Cas pratique : Donation de la nue-propriété d’un immeuble avec réserve d’usufruit et stipulation d’un usufruit successif au profit du conjoint : analyse civile et fiscale

Monsieur Alain Dupont, âgé de 55 ans, est président de la SAS Novatek. Marié avec Madame, 48 ans, sous le régime légal de la communauté, il a deux enfants, Loïc, 20 ans, et Flo, 12 ans. Monsieur a hérité de sa mère un immeuble de rapport d’une valeur de 1 000 000 €. Ce bien constitue un propre en vertu de l’article 1405 du Code civil. Aucun aménagement patrimonial ou disposition volontaire n’a été pris jusqu’à ce jour. Le souhait exprimé par Monsieur est double : transmettre ce bien à ses enfants tout en continuant à en percevoir les revenus de son vivant, et garantir qu’à son décès son épouse bénéficie également des fruits de ce bien afin de maintenir son niveau de vie.

Le projet envisagé consiste à donner la nue-propriété de l’immeuble à ses deux enfants, tout en se réservant l’usufruit, avec stipulation d’un usufruit successif au profit de son épouse. Sur le plan fiscal, la donation est soumise au barème de l’article 669 du Code général des impôts, lequel fixe la valeur de l’usufruit et de la nue-propriété en fonction de l’âge de l’usufruitier. À 55 ans, la nue-propriété est évaluée à 50 % de la pleine propriété, soit 500 000 € pour un immeuble estimé à 1 000 000 €. Répartie entre les deux enfants, cette valeur conduit à une donation de 250 000 € chacun. Après application de l’abattement en ligne directe de 100 000 €, la base imposable ressort à 150 000 €, ce qui génère des droits de mutation de 28 194 € par enfant, soit un coût total de 56 388 € pour l’opération.
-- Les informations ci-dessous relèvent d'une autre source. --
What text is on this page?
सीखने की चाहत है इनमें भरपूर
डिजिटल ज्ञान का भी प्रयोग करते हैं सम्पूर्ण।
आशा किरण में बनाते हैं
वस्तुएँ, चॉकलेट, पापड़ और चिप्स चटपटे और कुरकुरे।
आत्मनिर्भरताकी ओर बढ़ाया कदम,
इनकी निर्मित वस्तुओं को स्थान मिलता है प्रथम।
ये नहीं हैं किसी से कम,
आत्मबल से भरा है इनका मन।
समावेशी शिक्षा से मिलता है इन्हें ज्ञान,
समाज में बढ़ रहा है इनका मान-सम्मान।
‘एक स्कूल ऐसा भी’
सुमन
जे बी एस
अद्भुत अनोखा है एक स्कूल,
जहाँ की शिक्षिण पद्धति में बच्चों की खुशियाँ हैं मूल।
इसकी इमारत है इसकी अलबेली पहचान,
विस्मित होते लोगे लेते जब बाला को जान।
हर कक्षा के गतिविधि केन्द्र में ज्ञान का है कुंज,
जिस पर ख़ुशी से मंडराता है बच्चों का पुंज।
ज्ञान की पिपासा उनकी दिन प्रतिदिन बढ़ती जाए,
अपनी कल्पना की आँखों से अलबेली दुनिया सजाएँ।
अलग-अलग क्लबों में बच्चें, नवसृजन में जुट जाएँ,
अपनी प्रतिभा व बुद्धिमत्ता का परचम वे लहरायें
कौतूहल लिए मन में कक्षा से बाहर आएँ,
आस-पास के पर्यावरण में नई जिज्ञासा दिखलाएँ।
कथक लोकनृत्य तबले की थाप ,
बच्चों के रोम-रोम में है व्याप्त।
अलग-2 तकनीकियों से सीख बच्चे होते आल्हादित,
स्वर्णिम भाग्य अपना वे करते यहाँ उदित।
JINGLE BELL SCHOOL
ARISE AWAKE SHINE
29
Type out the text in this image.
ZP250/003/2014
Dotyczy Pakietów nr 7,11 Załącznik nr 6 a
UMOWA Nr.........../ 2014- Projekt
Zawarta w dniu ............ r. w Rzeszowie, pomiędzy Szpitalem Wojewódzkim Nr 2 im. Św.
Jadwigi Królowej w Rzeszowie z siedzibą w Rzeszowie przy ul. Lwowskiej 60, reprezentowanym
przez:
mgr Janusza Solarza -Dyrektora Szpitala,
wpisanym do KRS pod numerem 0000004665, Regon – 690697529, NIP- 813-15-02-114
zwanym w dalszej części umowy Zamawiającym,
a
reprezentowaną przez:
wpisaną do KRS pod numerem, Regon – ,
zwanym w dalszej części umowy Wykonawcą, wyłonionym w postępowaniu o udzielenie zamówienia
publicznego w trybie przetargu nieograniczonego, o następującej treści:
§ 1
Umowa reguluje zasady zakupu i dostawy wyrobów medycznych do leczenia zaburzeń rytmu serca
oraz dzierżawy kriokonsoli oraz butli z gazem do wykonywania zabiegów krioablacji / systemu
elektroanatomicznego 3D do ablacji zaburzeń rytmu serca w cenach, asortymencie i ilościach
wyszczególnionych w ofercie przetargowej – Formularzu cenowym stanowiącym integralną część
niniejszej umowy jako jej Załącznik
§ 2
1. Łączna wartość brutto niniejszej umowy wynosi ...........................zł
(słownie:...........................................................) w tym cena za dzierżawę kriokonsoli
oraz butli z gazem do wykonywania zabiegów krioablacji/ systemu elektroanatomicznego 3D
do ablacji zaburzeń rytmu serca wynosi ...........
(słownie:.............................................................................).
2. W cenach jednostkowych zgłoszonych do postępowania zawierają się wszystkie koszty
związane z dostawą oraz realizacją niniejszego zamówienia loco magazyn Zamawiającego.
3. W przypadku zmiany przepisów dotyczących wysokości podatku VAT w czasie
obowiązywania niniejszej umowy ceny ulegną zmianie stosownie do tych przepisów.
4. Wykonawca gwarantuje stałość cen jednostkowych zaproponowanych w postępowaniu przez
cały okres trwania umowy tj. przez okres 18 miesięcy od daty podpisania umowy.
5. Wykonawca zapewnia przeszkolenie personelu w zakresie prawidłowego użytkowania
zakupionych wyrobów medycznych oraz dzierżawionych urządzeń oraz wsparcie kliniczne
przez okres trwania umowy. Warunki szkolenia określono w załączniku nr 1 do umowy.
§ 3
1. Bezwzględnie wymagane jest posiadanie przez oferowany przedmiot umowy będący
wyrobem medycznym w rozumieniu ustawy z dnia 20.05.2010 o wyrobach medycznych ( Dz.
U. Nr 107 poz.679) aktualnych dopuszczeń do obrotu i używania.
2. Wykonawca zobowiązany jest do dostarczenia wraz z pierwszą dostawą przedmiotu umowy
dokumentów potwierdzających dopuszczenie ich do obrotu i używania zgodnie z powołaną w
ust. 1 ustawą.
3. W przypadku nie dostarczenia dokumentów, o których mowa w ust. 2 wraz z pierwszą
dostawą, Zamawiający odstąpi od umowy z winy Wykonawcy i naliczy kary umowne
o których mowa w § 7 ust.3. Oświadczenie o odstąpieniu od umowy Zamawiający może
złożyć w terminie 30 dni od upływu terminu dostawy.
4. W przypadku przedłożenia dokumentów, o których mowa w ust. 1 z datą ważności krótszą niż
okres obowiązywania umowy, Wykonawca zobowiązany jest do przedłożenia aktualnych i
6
La fiscalité de l’usufruit successif obéit à une règle spécifique. Lors de la donation initiale, seul l’usufruit de Monsieur est pris en compte, car le barème de l’article 669 CGI ne s’applique qu’aux usufruits ouverts. L’usufruit successif consenti à Madame ne donne pas lieu à taxation immédiate. En revanche, il s’impute civilement sur la quotité disponible spéciale entre époux, prévue à l’article 1094-1 du Code civil. Ce mécanisme peut, dans certains cas, limiter les droits que Madame pourrait recevoir au titre de sa vocation légale. Afin d’éviter tout déséquilibre et de sécuriser la protection du conjoint, il est donc recommandé de compléter ce dispositif par une donation entre époux, ou donation au dernier vivant, qui permettra à Madame, le moment venu, d’opter pour l’usufruit universel ou pour une part en pleine propriété.
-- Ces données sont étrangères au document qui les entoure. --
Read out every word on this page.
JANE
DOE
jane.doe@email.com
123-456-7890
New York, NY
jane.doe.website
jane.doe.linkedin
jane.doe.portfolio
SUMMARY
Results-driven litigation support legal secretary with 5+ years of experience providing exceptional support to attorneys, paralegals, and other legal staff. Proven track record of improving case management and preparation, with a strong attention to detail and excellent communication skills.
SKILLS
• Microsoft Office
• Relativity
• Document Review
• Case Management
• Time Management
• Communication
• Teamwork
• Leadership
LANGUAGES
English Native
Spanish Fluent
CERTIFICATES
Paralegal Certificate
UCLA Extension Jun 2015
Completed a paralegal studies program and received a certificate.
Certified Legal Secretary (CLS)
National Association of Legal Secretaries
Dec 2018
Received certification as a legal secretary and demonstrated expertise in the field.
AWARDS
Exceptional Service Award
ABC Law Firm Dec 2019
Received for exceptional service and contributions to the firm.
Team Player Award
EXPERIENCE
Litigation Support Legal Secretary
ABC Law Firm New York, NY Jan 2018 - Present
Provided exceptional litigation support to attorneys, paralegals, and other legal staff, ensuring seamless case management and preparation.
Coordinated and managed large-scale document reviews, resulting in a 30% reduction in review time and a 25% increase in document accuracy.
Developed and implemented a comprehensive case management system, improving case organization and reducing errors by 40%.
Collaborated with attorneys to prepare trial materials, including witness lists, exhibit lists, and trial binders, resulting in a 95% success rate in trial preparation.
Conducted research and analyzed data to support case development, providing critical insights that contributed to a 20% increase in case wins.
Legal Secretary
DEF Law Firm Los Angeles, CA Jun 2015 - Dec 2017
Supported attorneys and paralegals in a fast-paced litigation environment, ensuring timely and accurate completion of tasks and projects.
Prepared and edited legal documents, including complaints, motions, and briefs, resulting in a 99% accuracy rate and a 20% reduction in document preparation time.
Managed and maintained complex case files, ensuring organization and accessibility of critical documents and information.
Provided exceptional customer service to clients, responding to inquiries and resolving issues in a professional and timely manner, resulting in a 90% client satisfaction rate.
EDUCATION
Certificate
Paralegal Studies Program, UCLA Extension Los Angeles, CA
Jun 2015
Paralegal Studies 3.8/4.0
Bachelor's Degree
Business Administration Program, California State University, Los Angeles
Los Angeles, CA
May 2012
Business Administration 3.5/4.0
Un second point doit être souligné. Si, au décès de Monsieur, Madame est encore en vie et que l’usufruit successif s’ouvre, les enfants ne récupèrent pas immédiatement la pleine propriété du bien. Dans cette hypothèse, l’article 1965 B du CGI prévoit que les droits de donation payés initialement peuvent donner lieu à restitution partielle, recalculés en fonction de l’âge du conjoint usufruitier successif. Cependant, la restitution est subordonnée à une condition stricte : les droits doivent avoir été effectivement acquittés par les enfants eux-mêmes. Si Monsieur s’en acquitte pour leur compte, aucune restitution ne pourra être obtenue. Cet aspect pratique doit être anticipé, car il suppose que Loïc et Flo disposent de ressources suffisantes pour régler près de 60 000 € de droits.
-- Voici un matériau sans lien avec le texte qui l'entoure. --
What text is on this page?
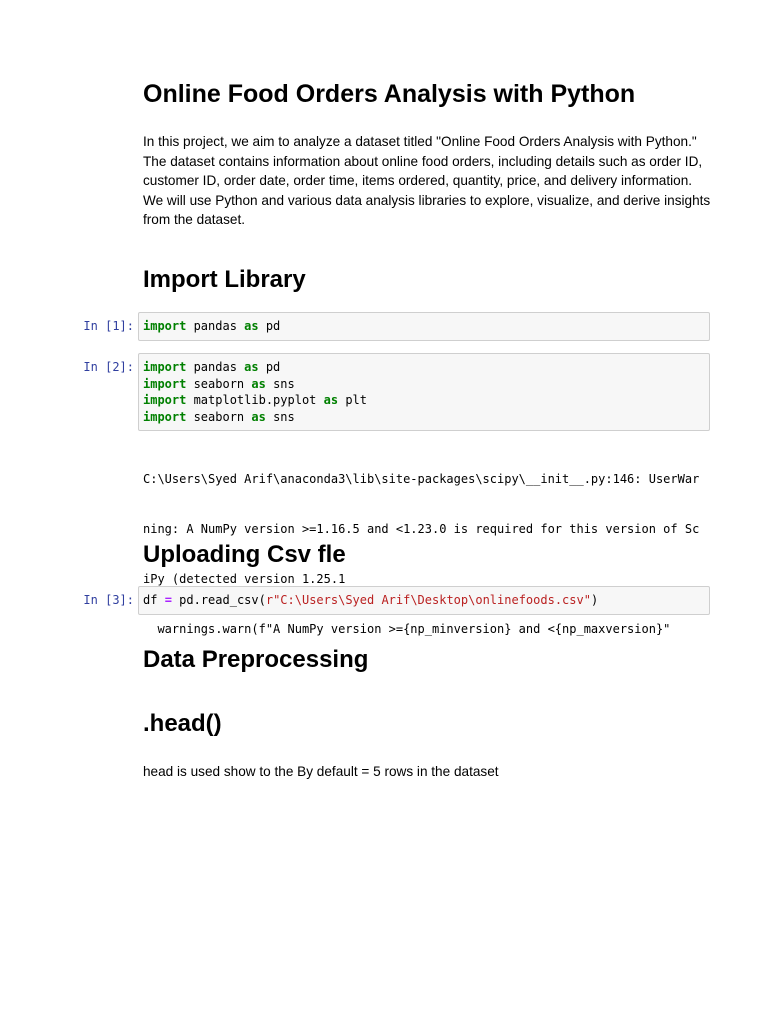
Online Food Orders Analysis with Python

In this project, we aim to analyze a dataset titled "Online Food Orders Analysis with Python." The dataset contains information about online food orders, including details such as order ID, customer ID, order date, order time, items ordered, quantity, price, and delivery information. We will use Python and various data analysis libraries to explore, visualize, and derive insights from the dataset.

Import Library
In [1]: import pandas as pd
In [2]: import pandas as pd
import seaborn as sns
import matplotlib.pyplot as plt
import seaborn as sns

C:\Users\Syed Arif\anaconda3\lib\site-packages\scipy\__init__.py:146: UserWar

ning: A NumPy version >=1.16.5 and <1.23.0 is required for this version of Sc

iPy (detected version 1.25.1

warnings.warn(f"A NumPy version >={np_minversion} and <{np_maxversion}"

Uploading Csv fle
In [3]: df = pd.read_csv(r"C:\Users\Syed Arif\Desktop\onlinefoods.csv")
Data Preprocessing
.head()

head is used show to the By default = 5 rows in the dataset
Enfin, Monsieur pourrait envisager d’apporter préalablement ce bien propre à la communauté. Une telle opération suppose une modification du contrat de mariage devant notaire, la purge du droit d’opposition des créanciers et le paiement de droits avoisinant 0,7 % de la valeur apportée. Cet apport aurait pour effet de rendre le bien commun, de sorte que la donation ultérieure devrait être consentie par les deux époux. L’usufruit réservé serait alors un usufruit commun, ce qui impliquerait de prévoir expressément son extinction au décès du premier afin d’éviter toute superposition avec l’usufruit successif du conjoint survivant. Par ailleurs, sur le plan civil, la donation ainsi consentie serait rapportable pour moitié dans chacune des successions.

En définitive, la stratégie la plus équilibrée paraît être de conserver l’immeuble comme bien propre, d’en donner la nue-propriété aux enfants avec réserve d’usufruit et stipulation d’un usufruit successif au profit de Madame, tout en complétant cette organisation par une donation entre époux. Cette combinaison permet d’optimiser la fiscalité de la transmission, de préserver les revenus du bien au profit de Monsieur puis de son épouse, et de garantir aux enfants la certitude de recueillir la pleine propriété dans des conditions fiscalement favorables.